Trochę zawodnicy półmaratonu zwolnili nas maratończyków na drugim okrążen ::iu. Na trasie punkty co 2,5km, pełno kibiców dopingujących w tym sporo dzieci. Często muzyka i ten doping " x: ":Put, put, put, put!!!
Do 31 km leciałem na 3:45-3:48 może nawet a potem jednak nie wystarczyło już tyle sił i zwolniłem. Jednak ani razu nie maszerowałem ani nie stanąłem. Nie szarpałem się. Nie za wszelką cenę. Wiedziałem że te 4 godziny nie będę biegł i w sumie ta 3 będzie z przodu, więc te ostatnie 10 km.

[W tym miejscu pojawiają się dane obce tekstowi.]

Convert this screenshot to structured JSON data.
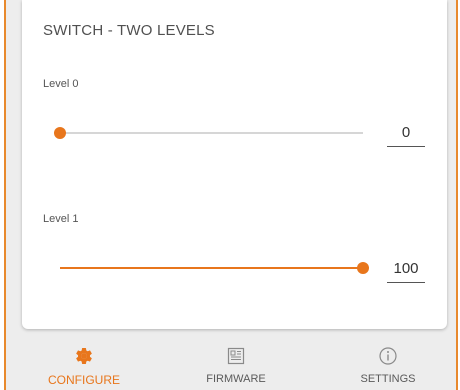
{
  "card": {
    "title": "SWITCH - TWO LEVELS",
    "levels": [
      {
        "label": "Level 0",
        "value": "0",
        "fraction": 0.0
      },
      {
        "label": "Level 1",
        "value": "100",
        "fraction": 1.0
      }
    ]
  },
  "nav": {
    "items": [
      {
        "label": "CONFIGURE",
        "icon": "gear-icon",
        "active": true
      },
      {
        "label": "FIRMWARE",
        "icon": "firmware-icon",
        "active": false
      },
      {
        "label": "SETTINGS",
        "icon": "info-icon",
        "active": false
      }
    ]
  },
  "colors": {
    "accent": "#e8761c",
    "frame": "#e8892d",
    "track": "#d6d6d6",
    "nav_bg": "#ededed"
  }
}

Bardziej zwiedzałem już miasto i rozglądałem się. Przybijałem piątki. Dotrwałem w spokojnym tempie 5:50- czasami 6:00 na km do końca. Dzięki temu nie było dramatu ani bólu.
Wynik 3:52:27 bez przygotowania to dobry czas. Piękny medal 100.Maratou zawisł na mojej szyi.
Nie było ściany ani zwątpienia. Obeszło się bez cierpienia. Wszystko było w głowie i w pamięci mięśniowej. Chociaż wiem,że jakbym się przygotował to wynik byłby dużo lepszy. Może innym razem.
Po wszystkim były pamiątkowe fotki i celebracja pokonania dystansu maratonu. Sporo fajnych fotek zrobiliśmy i dużo się uśmialiśmy.
Na drugi dzień po maratonie trzeba było już wracać.
Zmęczenie bardzo nie było także dzień odpoczynku i trzeba lekko potruchtać.